Engineering: Still the Most Powerful

In my mother’s 1942 Geneva College yearbook (87 graduates), there are photos of 22 student clubs; half are named for majors, for example, French Club and Mathematics Club. The photo of 45 engineers (one woman) is described as “still the most powerful and best organized club on campus (p. 40).” Engineering has been big at Geneva for a long time.
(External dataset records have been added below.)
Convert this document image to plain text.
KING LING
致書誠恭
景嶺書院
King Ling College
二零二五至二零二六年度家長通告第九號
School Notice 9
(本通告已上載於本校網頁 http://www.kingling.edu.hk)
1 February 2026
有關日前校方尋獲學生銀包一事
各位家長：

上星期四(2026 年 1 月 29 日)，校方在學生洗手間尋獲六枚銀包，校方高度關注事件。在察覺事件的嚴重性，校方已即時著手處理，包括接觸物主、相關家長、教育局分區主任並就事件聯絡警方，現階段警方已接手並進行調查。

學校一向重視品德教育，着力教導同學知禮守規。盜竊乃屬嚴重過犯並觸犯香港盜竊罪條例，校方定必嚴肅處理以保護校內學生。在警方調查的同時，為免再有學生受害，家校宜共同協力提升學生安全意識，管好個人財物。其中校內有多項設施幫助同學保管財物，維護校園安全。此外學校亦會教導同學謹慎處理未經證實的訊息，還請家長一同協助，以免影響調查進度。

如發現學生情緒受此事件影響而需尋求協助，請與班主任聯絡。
Best Engineering 2016Some numbers: engineering enrollment has grown from 118 majors in 2007 to 290 in 2015! This year’s freshmen class has 102 engineering majors. U.S. News ranks Geneva’s engineering program in the top 100 in the country among undergraduate programs, and the Engineering Accreditation Commission of ABET has accredited our program since 1944. One more number: like most engineering programs across the country, as many as half of Geneva’s aspiring freshmen engineers eventually choose other majors, leading some in the Business Department to jokingly call the engineering program the “Pre-Business Department.”

Every engineer at Geneva takes the same generous helping of core courses everyone else takes. Why? Because the core prepares our students to think like Christians about every area of life. Because the core equips our engineers to understand people and society, so that they are prepared to lead wisely as they mature. Because college is about more than preparing for a career, more than landing a job with a high salary upon graduation, more than mastering nature with powerful techniques. College is also about getting to know the wonders of God’s world, the truth of God’s Word, and the great cultural achievements of our civilization. Geneva happily provides its engineers with a broad and comprehensive education. Perhaps that is why some of our engineering graduates become missionaries, preachers, and lawyers as well as engineers.

What is the vision of the engineering department for the future? They are considering new programs or concentrations in energy engineering, industrial engineering, a master's program in engineering management, mechatronics (look it up) and power engineering. They are already fully using the expanded Rapp Center, and like some other departments they would like more centralized office space for professors. And they have their eye on the developing Royal Dutch Shell (RDS) cracker plant only six miles from Geneva, as well as the industries its presence will probably attract to our area. It is an interesting time to be teaching and learning engineering at Geneva.